ÜÇ BEKÂR ADAM NE KONUŞUR?
Geçen hafta başlayan ‘3+1’ ise bu döngüyü kırmak için umut veriyor. Bir kere, ünlü konuğun kötü şarkısını, yeteneksiz oyuncunun nasıl rolüne hazırlandığını dinleme çilemiz bitmiş görünüyor. Yıldızların sırtında ayakta duran bir şovdan çok, hostların hayatıyla ilgiliyiz. Hem de fazlasıyla. Zaten çocukluk arkadaşları Eser, İbrahim ve Oğuzhan ‘Entourage’ının da yakalamak istediği samimiyetin buradan güç alacağı da anlaşılıyor. Bu üç bekâr adam, gerçekten programın formatını çalışırken hayal ettikleri gibi stüdyoda ev havasını yakalayabilir. FIFA oynarken nasıl konuşuyorlarsa, eve kebap ısmarlayıp maç izlerken hangi ortamdalarsa, pazar sabahı cumartesi gecesinin gerzek ve taş kızlarla dolu kritiğini nasıl yapıyorlarsa o soğuk stüdyoyu öyle ısıtacak dozda muhabbet döndürme potansiyelleri var. İlk programın heyecanını, ‘çok heyecanlıyız’a fazla fazla vurgu yaparak toparlamaya çalışmalarında da bu sebeple hiçbir sıkıntı yok. Hakikaten, bu programın yayına girmesinin aşırı sevinilecek bir hayal olduğuna onların içten sevinciyle ikna oluyoruz. Eser Yenerler’in terlemesinin üzerine dönen uzun esprilere gülebiliyoruz. Oğuzhan’ın yakışıklı kontenjanından tutukluğunu, İbrahim’in şişman slotunda hafifliğini, Eser’in arkadaşlarını parlatmak için verdiği nazik çabayı anlıyoruz.

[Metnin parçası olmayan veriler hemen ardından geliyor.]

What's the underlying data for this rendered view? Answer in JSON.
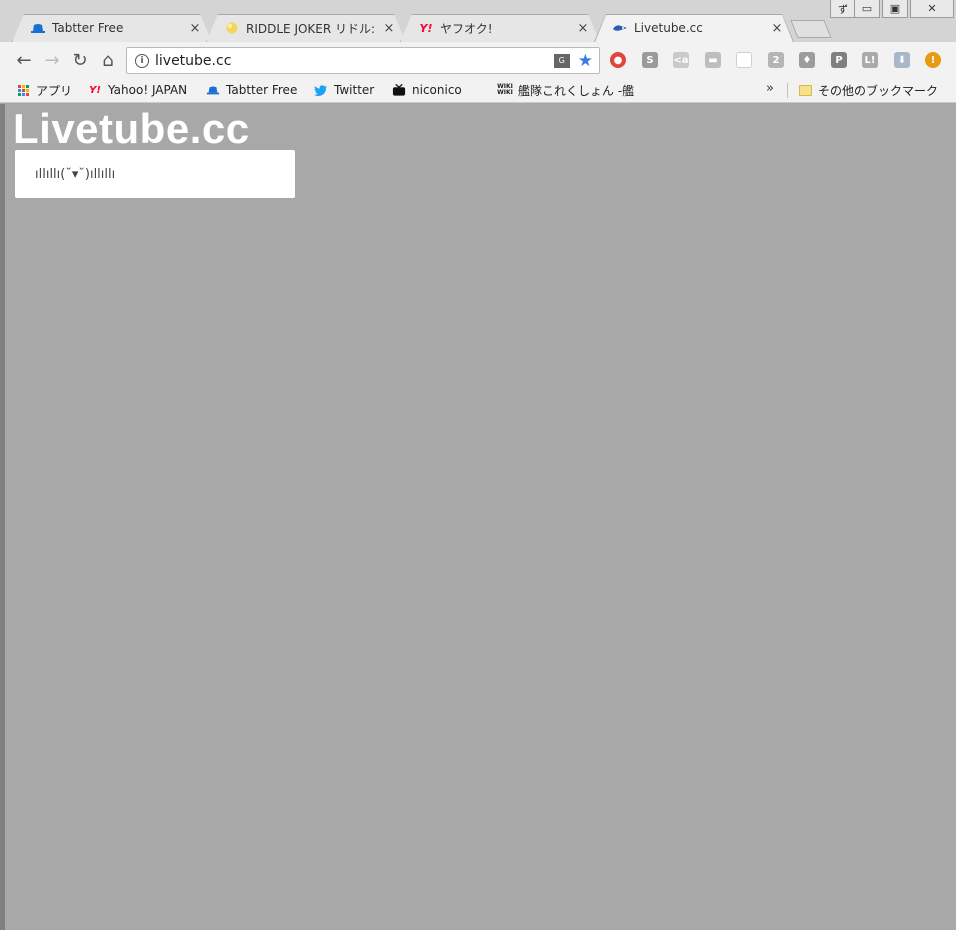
{
  "browser": {
    "tabs": [
      {
        "title": "Tabtter Free",
        "icon": "hat-icon",
        "active": false
      },
      {
        "title": "RIDDLE JOKER リドル:",
        "icon": "star-icon",
        "active": false
      },
      {
        "title": "ヤフオク!",
        "icon": "yahoo-icon",
        "active": false
      },
      {
        "title": "Livetube.cc",
        "icon": "livetube-icon",
        "active": true
      }
    ],
    "tab_close_glyph": "×",
    "window_controls": {
      "profile": "ず",
      "minimize": "▭",
      "maximize": "▣",
      "close": "✕"
    },
    "toolbar": {
      "back_glyph": "←",
      "forward_glyph": "→",
      "reload_glyph": "↻",
      "home_glyph": "⌂",
      "url": "livetube.cc",
      "info_glyph": "i",
      "translate_glyph": "G",
      "star_glyph": "★"
    },
    "extensions": [
      {
        "name": "red-circle-extension-icon",
        "glyph": "●",
        "color": "#e0463b"
      },
      {
        "name": "s-extension-icon",
        "glyph": "S",
        "color": "#9a9a9a"
      },
      {
        "name": "share-extension-icon",
        "glyph": "<a",
        "color": "#c9c9c9"
      },
      {
        "name": "hat-extension-icon",
        "glyph": "▬",
        "color": "#bdbdbd"
      },
      {
        "name": "blank-extension-icon",
        "glyph": "",
        "color": "#ffffff"
      },
      {
        "name": "c-extension-icon",
        "glyph": "2",
        "color": "#b5b5b5"
      },
      {
        "name": "location-extension-icon",
        "glyph": "♦",
        "color": "#9c9c9c"
      },
      {
        "name": "p-extension-icon",
        "glyph": "P",
        "color": "#808080"
      },
      {
        "name": "l-extension-icon",
        "glyph": "L!",
        "color": "#a9a9a9"
      },
      {
        "name": "download-extension-icon",
        "glyph": "⬇",
        "color": "#a8b8c8"
      },
      {
        "name": "warning-extension-icon",
        "glyph": "!",
        "color": "#e89a12"
      }
    ],
    "bookmarks": [
      {
        "label": "アプリ",
        "icon": "apps-grid-icon"
      },
      {
        "label": "Yahoo! JAPAN",
        "icon": "yahoo-icon"
      },
      {
        "label": "Tabtter Free",
        "icon": "hat-icon"
      },
      {
        "label": "Twitter",
        "icon": "twitter-bird-icon"
      },
      {
        "label": "niconico",
        "icon": "tv-icon"
      },
      {
        "label": "艦隊これくしょん -艦",
        "icon": "wiki-icon"
      }
    ],
    "bookmarks_overflow": "»",
    "other_bookmarks": "その他のブックマーク"
  },
  "page": {
    "logo_text": "Livetube.cc",
    "status_text": "ıllıllı(˘▾˘)ıllıllı"
  },
  "colors": {
    "page_background": "#a8a8a8",
    "yahoo_red": "#ff0033",
    "tabtter_blue": "#1a6fd6",
    "twitter_blue": "#1da1f2"
  }
}
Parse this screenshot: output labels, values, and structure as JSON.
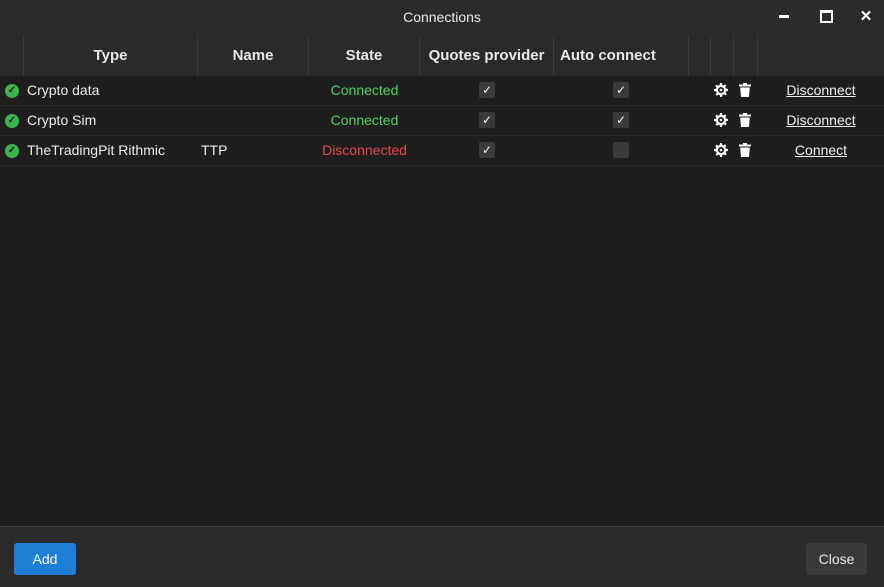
{
  "window": {
    "title": "Connections",
    "controls": [
      "minimize-icon",
      "maximize-icon",
      "close-icon"
    ]
  },
  "table": {
    "columns": [
      "",
      "Type",
      "Name",
      "State",
      "Quotes provider",
      "Auto connect",
      "",
      "",
      ""
    ],
    "rows": [
      {
        "status_icon": "check-circle-icon",
        "type": "Crypto data",
        "name": "",
        "state": "Connected",
        "quotes_provider": true,
        "auto_connect": true,
        "settings_icon": "gear-icon",
        "delete_icon": "trash-icon",
        "action": "Disconnect"
      },
      {
        "status_icon": "check-circle-icon",
        "type": "Crypto Sim",
        "name": "",
        "state": "Connected",
        "quotes_provider": true,
        "auto_connect": true,
        "settings_icon": "gear-icon",
        "delete_icon": "trash-icon",
        "action": "Disconnect"
      },
      {
        "status_icon": "check-circle-icon",
        "type": "TheTradingPit Rithmic",
        "name": "TTP",
        "state": "Disconnected",
        "quotes_provider": true,
        "auto_connect": false,
        "settings_icon": "gear-icon",
        "delete_icon": "trash-icon",
        "action": "Connect"
      }
    ]
  },
  "footer": {
    "add_label": "Add",
    "close_label": "Close"
  },
  "colors": {
    "background": "#1e1e1f",
    "header": "#2a2a2c",
    "connected": "#4fd35a",
    "disconnected": "#e24b4b",
    "status_ok": "#3bb54a",
    "accent_button": "#1f7fd6"
  }
}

‘3+1’in dönen stüdyo platformlarına, ‘şöhret basamağı’ gibi oyuncaklara, yan oda, arka oda, üst kat gibi numaralara ihtiyacı yok. Özellikle ‘Çok Güzel Hareketler Bunlar’ın küflü tortusuyla programın ferahlığını boğan o zorlama skeçlere hiç gerek yok. Bu üçlü çok rahat, seyircinin enerjisini doğaçlama şakalara çevirebilir. İlk canlı programın iştahı geçtikten sonra, ‘fazla mal göz çıkarmaz’, iki skeç iki saatin emniyet süpabı olur düşüncesini hissetmezsek, özünde istedikleri sade ev muhabbetine güvenle yaslanırlarsa, ‘3+1’ Türkiye televizyonunda yıllardır kırılmayan ikili hâkimiyete iyi bir alternatif olacak. Program sonundaki özeleştiri bölümünde kendilerine bu kadar sert davranmalarına da hiç gerek yok. Şımardıkları, eğlendikleri için özür dilememeliler. Spontane neşe, programın havasının bir parçası, övgüyü de statükonun karşısında yeni bir şeyi samimiyetle kotardıkları için bolca hak ediyorlar.
Not: Eser Yenerler’den en büyük rica, ‘Bayan’ demekten bir an önce vazgeçmesi. Doğrusu kadın ya da kız ve hiç de ayıp kelimeler değiller.